The managing partner, whose firm was swamped with work and who couldnt
decide which level of person to hire, discovered that 22 percent of his work was
secretarial. He recognized that he needed to
delegate more tasks to his secretary, which freed him to do more of the attorney work that
was bottlenecked on his desk.
He also discovered that 38 percent of his secretarys
daily tasks were clerical, a common problem. The
secretaries who historically have completed a work product by doing all the tasks, such as
typing, photocopying, collating and messengering, may find it difficult to delegate. The secretaries may believe that its easier
and faster if they do the work themselves, a philosophy that contributes to decreasing
profits in the firm. With salaries north of
$50,000, its not cost-effective to have clerical tasks completed by secretaries.
The next step is to realign all the tasks with the appropriate
level of person. Employees are encouraged to
handle tasks designated above them, but to delegate lower tasks to less highly compensated
employees. Delegation is one of the greatest
cogs in the wheel of an efficient firm operation. With
delegation comes the art of supervision and the ability to track and monitor tasks that
have been delegated.
Good supervision is a talent that can be learned and needs to
be practiced. Yet most people learn by doing
and are never taught basic supervisory skills which include explaining the specific
delegated task within the big picture project; contracting with the supervised employee
the timeframe for completion; providing written instructions; and following up with the
supervised employee for progress reports, especially as the task deadline nears.

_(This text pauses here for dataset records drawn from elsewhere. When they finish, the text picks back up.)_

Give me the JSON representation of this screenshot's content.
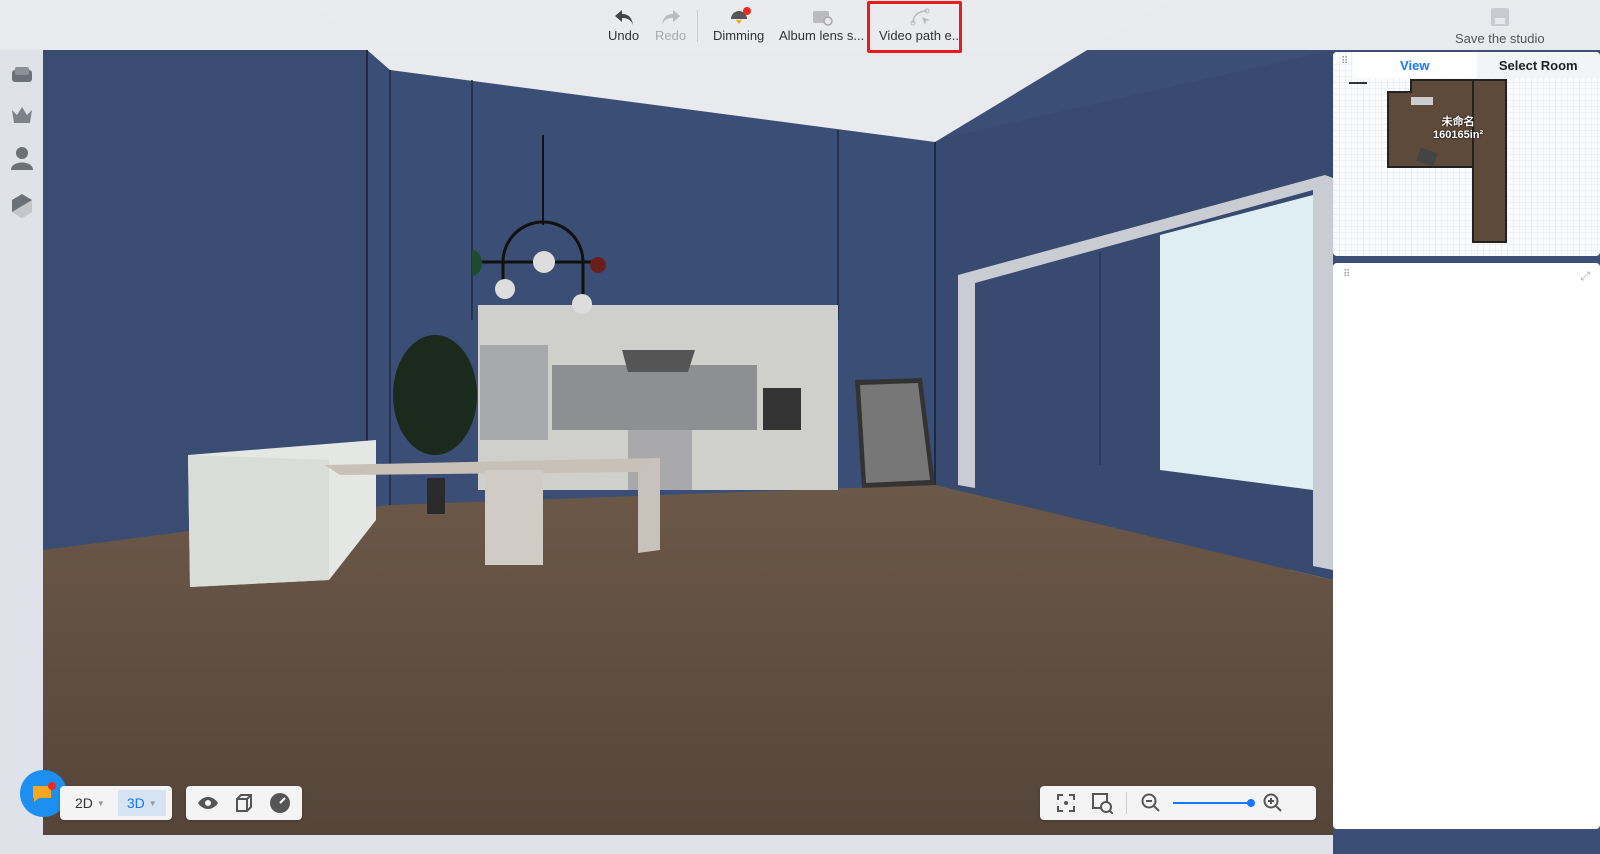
{
  "toolbar": {
    "undo": "Undo",
    "redo": "Redo",
    "dimming": "Dimming",
    "album": "Album lens s...",
    "video": "Video path e...",
    "save": "Save the studio"
  },
  "minimap": {
    "tab_view": "View",
    "tab_select_room": "Select Room",
    "room_name": "未命名",
    "room_area": "160165in²"
  },
  "view_modes": {
    "mode_2d": "2D",
    "mode_3d": "3D",
    "active": "3D"
  },
  "zoom": {
    "level": 1.0
  },
  "colors": {
    "accent": "#1677ff",
    "wall": "#3c4f76",
    "floor": "#5b4a3d",
    "highlight": "#e81c1c"
  }
}
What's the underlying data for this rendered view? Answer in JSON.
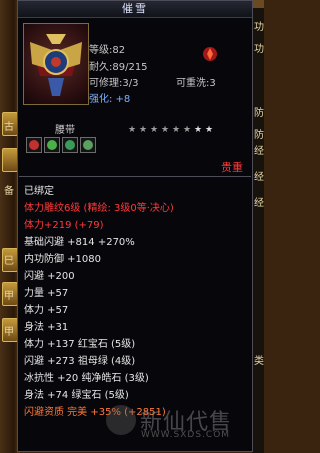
{
  "background": {
    "left_tag_chars": [
      "古",
      "备",
      "巳",
      "甲",
      "甲"
    ],
    "right_chars": [
      "功",
      "功",
      "防",
      "防",
      "经",
      "经",
      "经",
      "类"
    ]
  },
  "tooltip": {
    "title": "催雪",
    "level": "等级:82",
    "durability": "耐久:89/215",
    "repairable": "可修理:3/3",
    "rewashable": "可重洗:3",
    "strengthen": "强化: +8",
    "sub_name": "腰带",
    "stars": [
      "★",
      "★",
      "★",
      "★",
      "★",
      "★",
      "★",
      "★"
    ],
    "noble": "贵重",
    "gem_colors": [
      "#c23030",
      "#4ab04a",
      "#3a9a5a",
      "#5aa060"
    ],
    "lines": [
      {
        "text": "已绑定",
        "color": "white"
      },
      {
        "text": "体力雕纹6级 (精绘: 3级0等·决心)",
        "color": "red"
      },
      {
        "text": "体力+219 (+79)",
        "color": "red"
      },
      {
        "text": "基础闪避 +814 +270%",
        "color": "white"
      },
      {
        "text": "内功防御 +1080",
        "color": "white"
      },
      {
        "text": "闪避 +200",
        "color": "white"
      },
      {
        "text": "力量 +57",
        "color": "white"
      },
      {
        "text": "体力 +57",
        "color": "white"
      },
      {
        "text": "身法 +31",
        "color": "white"
      },
      {
        "text": "体力 +137 红宝石 (5级)",
        "color": "white"
      },
      {
        "text": "闪避 +273 祖母绿 (4级)",
        "color": "white"
      },
      {
        "text": "冰抗性 +20 纯净皓石 (3级)",
        "color": "white"
      },
      {
        "text": "身法 +74 绿宝石 (5级)",
        "color": "white"
      },
      {
        "text": "闪避资质  完美  +35% (+2851)",
        "color": "orange"
      }
    ]
  },
  "watermark": {
    "text": "新仙代售",
    "url": "WWW.SXDS.COM"
  }
}
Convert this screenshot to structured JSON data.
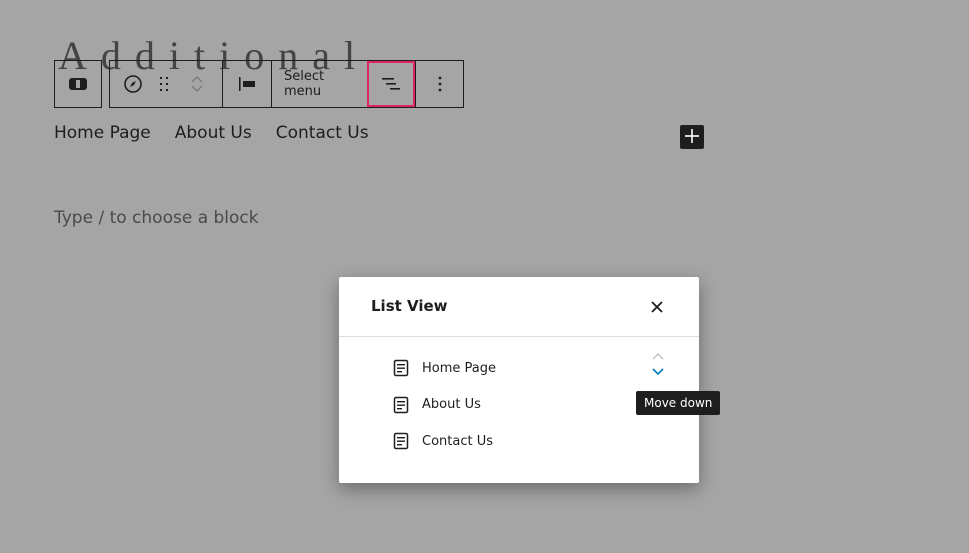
{
  "site_title": "Additional",
  "toolbar": {
    "select_menu_label": "Select menu",
    "buttons": [
      {
        "name": "block-type",
        "icon": "navigation-block-icon"
      },
      {
        "name": "navigation",
        "icon": "compass-icon"
      },
      {
        "name": "drag",
        "icon": "drag-handle-icon"
      },
      {
        "name": "move-up",
        "icon": "chevron-up-icon"
      },
      {
        "name": "move-down",
        "icon": "chevron-down-icon"
      },
      {
        "name": "justification",
        "icon": "justify-left-icon"
      },
      {
        "name": "list-view",
        "icon": "list-view-icon",
        "active": true
      },
      {
        "name": "options",
        "icon": "more-vertical-icon"
      }
    ],
    "active_outline_color": "#e0245e"
  },
  "nav": {
    "items": [
      "Home Page",
      "About Us",
      "Contact Us"
    ]
  },
  "add_block_icon": "plus-icon",
  "placeholder": "Type / to choose a block",
  "list_view": {
    "title": "List View",
    "close_icon": "close-icon",
    "items": [
      {
        "label": "Home Page",
        "icon": "page-icon"
      },
      {
        "label": "About Us",
        "icon": "page-icon"
      },
      {
        "label": "Contact Us",
        "icon": "page-icon"
      }
    ],
    "accent_color": "#007cba"
  },
  "tooltip": "Move down"
}
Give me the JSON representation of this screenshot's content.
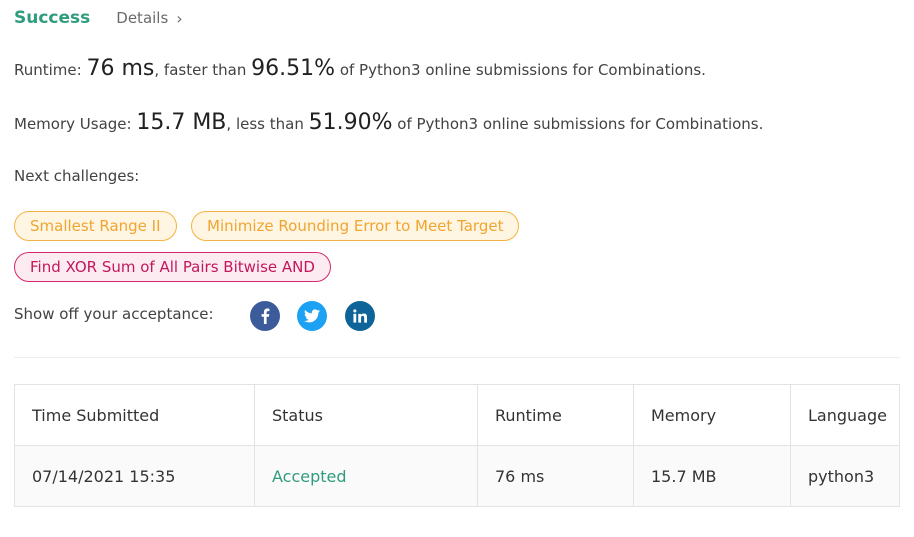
{
  "header": {
    "status": "Success",
    "details_label": "Details",
    "details_chevron": "›"
  },
  "runtime": {
    "label": "Runtime:",
    "value": "76 ms",
    "comparison": ", faster than",
    "percent": "96.51%",
    "suffix": "of Python3 online submissions for Combinations."
  },
  "memory": {
    "label": "Memory Usage:",
    "value": "15.7 MB",
    "comparison": ", less than",
    "percent": "51.90%",
    "suffix": "of Python3 online submissions for Combinations."
  },
  "next_challenges": {
    "label": "Next challenges:",
    "items": [
      {
        "title": "Smallest Range II",
        "difficulty": "medium"
      },
      {
        "title": "Minimize Rounding Error to Meet Target",
        "difficulty": "medium"
      },
      {
        "title": "Find XOR Sum of All Pairs Bitwise AND",
        "difficulty": "hard"
      }
    ]
  },
  "share": {
    "label": "Show off your acceptance:",
    "icons": [
      "facebook-icon",
      "twitter-icon",
      "linkedin-icon"
    ]
  },
  "submissions_table": {
    "headers": [
      "Time Submitted",
      "Status",
      "Runtime",
      "Memory",
      "Language"
    ],
    "rows": [
      {
        "time": "07/14/2021 15:35",
        "status": "Accepted",
        "runtime": "76 ms",
        "memory": "15.7 MB",
        "language": "python3"
      }
    ]
  },
  "colors": {
    "success": "#2f9c7e",
    "medium_chip": "#f0a531",
    "hard_chip": "#c2185b",
    "facebook": "#3b5b9a",
    "twitter": "#1da1f2",
    "linkedin": "#0e6499"
  }
}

If the supervising person receives a project that has been done
incorrectly, then he or she may be reluctant to delegate again blaming the supervised
person for the mistake. Yet most of the time,
the problem lies with the supervision. When
employees understand how delegation will increase capacity in the firm, which will
probably increase revenues and profits and which will impact their bonuses, they are quick
to delegate tasks. And if they are given the
skills to supervise their delegated tasks, then the firm can easily increase its
efficiency.
Employee communication is the key to the success of the
program. Unless employees see the results of
their timesheet analysis and understand the impact of realigning the tasks they do through
delegation, they may be reluctant to embrace the methodology.
The managing partner who discovered that 22 percent of his work
was secretarial, had the same time analysis performed the following year and saw that 0
percent of his work was secretarial and his secretary had substantially sliced the amount
of her clerical work. His employees
recognized the impact that delegation could have on the firm and, more importantly on
their bonuses. After the tasks were
realigned, the firm had excess capacity and the managing partner did not need to hire
additional employees, despite all the new business. Instead,
he rewarded his employees with hefty bonuses.
So
before leaping to hire additional employees, who will reduce profits, make sure that your
staff has both the proper amount of work and the appropriate type of work. When firms grow fast, the knee jerk reaction is to
hire more employees. But oftentimes, this
only causes the firm to become bloated. Growing
efficiently is the best way to enhance profits.